After winning a 2009 radio contest called The Big Money Shot, at Live 88.5 in Ottawa, the small town troupe was handed a princely sum of $250,000 in contest winnings.

Currently touring on the strength of their second major album White Paint, which dropped in February, lead singer and guitarist Menno Versteeg has seen the evils of fast financial success and has done his best to keep his focus pure.

“Any battle of the bands can definitely be really lame,” Versteeg said. “Music is not a competition, you know. I mean (Live 88.5) helped a lot of bands to get a jumpstart on things… but they were giving away a quarter of a million dollars a year and that’s way more than most of the other indie bands in Canada would come close to making.”

After seeing a few contest winners mismanage such a large sum of money over a few years, Live 88.5 changed the big money shot first prize total to a more reasonable $5,000 and now offers industry based-help for artists.

Versteeg is thankful his band received the right guidance after winning such a substantial chunk of winnings.

“Most bands have no idea how to spend a quarter of a million dollars. You need to spend that properly and that contest has had a few success stories, but it’s had a couple of dismal failure stories, too, from giving a lot of money to bands who didn’t have the infrastructure to spend that money properly,” Versteeg added.

Overall, Versteeg and his bandmates are thankful for winning the contest and have seen the importance of money in success as a band.

Although artists don’t often like to talk about the almighty dollar, Versteeg knows that the cost of touring, making videos and mass-distributing your own music is not cheap.

“We had really good management, and we were on our way already, and we used that money to start our own record label, but we had people who know what they were doing, and they were helping us and that made all the difference”, he added.
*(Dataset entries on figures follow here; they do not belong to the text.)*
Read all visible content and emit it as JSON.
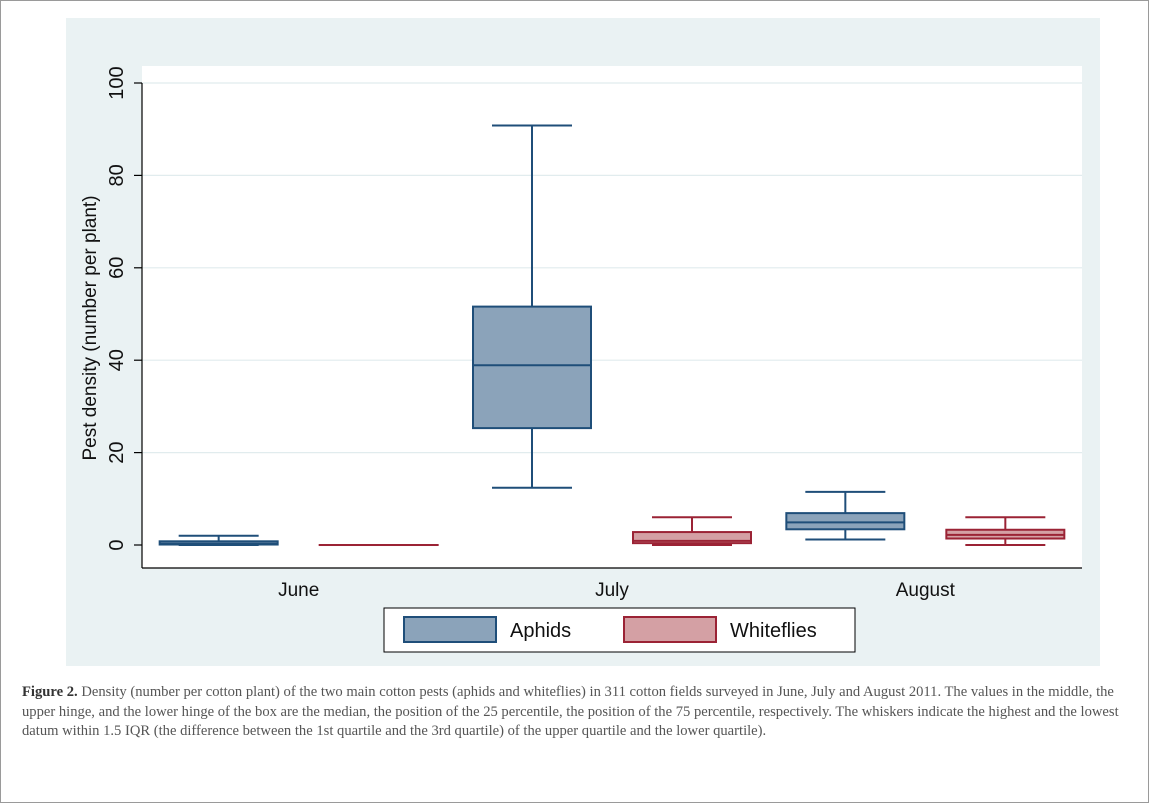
{
  "chart_data": {
    "type": "box",
    "ylabel": "Pest density (number per plant)",
    "ylim": [
      0,
      100
    ],
    "yticks": [
      0,
      20,
      40,
      60,
      80,
      100
    ],
    "categories": [
      "June",
      "July",
      "August"
    ],
    "grid": true,
    "legend_position": "bottom",
    "series": [
      {
        "name": "Aphids",
        "fill": "#8ba3ba",
        "stroke": "#1f4e79",
        "boxes": [
          {
            "category": "June",
            "whisker_low": 0,
            "q1": 0.1,
            "median": 0.3,
            "q3": 0.8,
            "whisker_high": 2.0
          },
          {
            "category": "July",
            "whisker_low": 12.4,
            "q1": 25.3,
            "median": 38.9,
            "q3": 51.6,
            "whisker_high": 90.8
          },
          {
            "category": "August",
            "whisker_low": 1.2,
            "q1": 3.4,
            "median": 4.9,
            "q3": 6.9,
            "whisker_high": 11.5
          }
        ]
      },
      {
        "name": "Whiteflies",
        "fill": "#d4a0a4",
        "stroke": "#9b2335",
        "boxes": [
          {
            "category": "June",
            "whisker_low": 0,
            "q1": 0,
            "median": 0,
            "q3": 0,
            "whisker_high": 0
          },
          {
            "category": "July",
            "whisker_low": 0,
            "q1": 0.4,
            "median": 0.9,
            "q3": 2.8,
            "whisker_high": 6.0
          },
          {
            "category": "August",
            "whisker_low": 0,
            "q1": 1.4,
            "median": 2.2,
            "q3": 3.3,
            "whisker_high": 6.0
          }
        ]
      }
    ]
  },
  "caption": {
    "label": "Figure 2.",
    "text": "Density (number per cotton plant) of the two main cotton pests (aphids and whiteflies) in 311 cotton fields surveyed in June, July and August 2011. The values in the middle, the upper hinge, and the lower hinge of the box are the median, the position of the 25 percentile, the position of the 75 percentile, respectively. The whiskers indicate the highest and the lowest datum within 1.5 IQR (the difference between the 1st quartile and the 3rd quartile) of the upper quartile and the lower quartile)."
  }
}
Always using art as a channel for their music, Hollerado decided to make a video and to have a special launch party for the packaging and creation of White Paint.

The video features all of the band members and hundreds of friends, family and fans all adding a personal stroke of white paint to their new album covers.

“There is something great about that video – to have so many people in the same space working on one thing. It was a really good time. We threw a big party and had a big collaborative art project.”

Keeping a childlike, starry-eyed approach to art is important for Versteeg and his bandmates, as serious art can often carry a pretentious air with it.

“One criticism I often have is that being artistic or artsy is something that has to be taken so seriously, but I totally disagree with that. I think there are all different types of art. Sometimes it can be serious, but sometimes it can be playful,” Versteeg said.

Leaving their wives and loved ones behind, the band has experienced the struggles of touring on a first-hand basis, but they also love the adventures of the open road.

“There’s so much to love about it, but there’s so much to loathe about it,” he added.

“For the love, you can make really close friends, and we have friends all over the world that we’ve spent a few intense months or weeks with, and it’s really bonding to go through the same hardships and the same triumphs with people.”

Having travelled the world over, Versteeg and his raucous crew have a special fondness for Canmore.

“The trip across the country is gruelling, but Canmore is a place where we have many fond stories,” he said.

“We got holed up there once for a van breakdown at the Canmore Hotel, and we stayed three or four days longer than we were supposed to. There were some great people we met during that time – especially a guy with one eye and a Montreal Canadiens tattoo, and a shrine to the Canadiens in his bedroom.”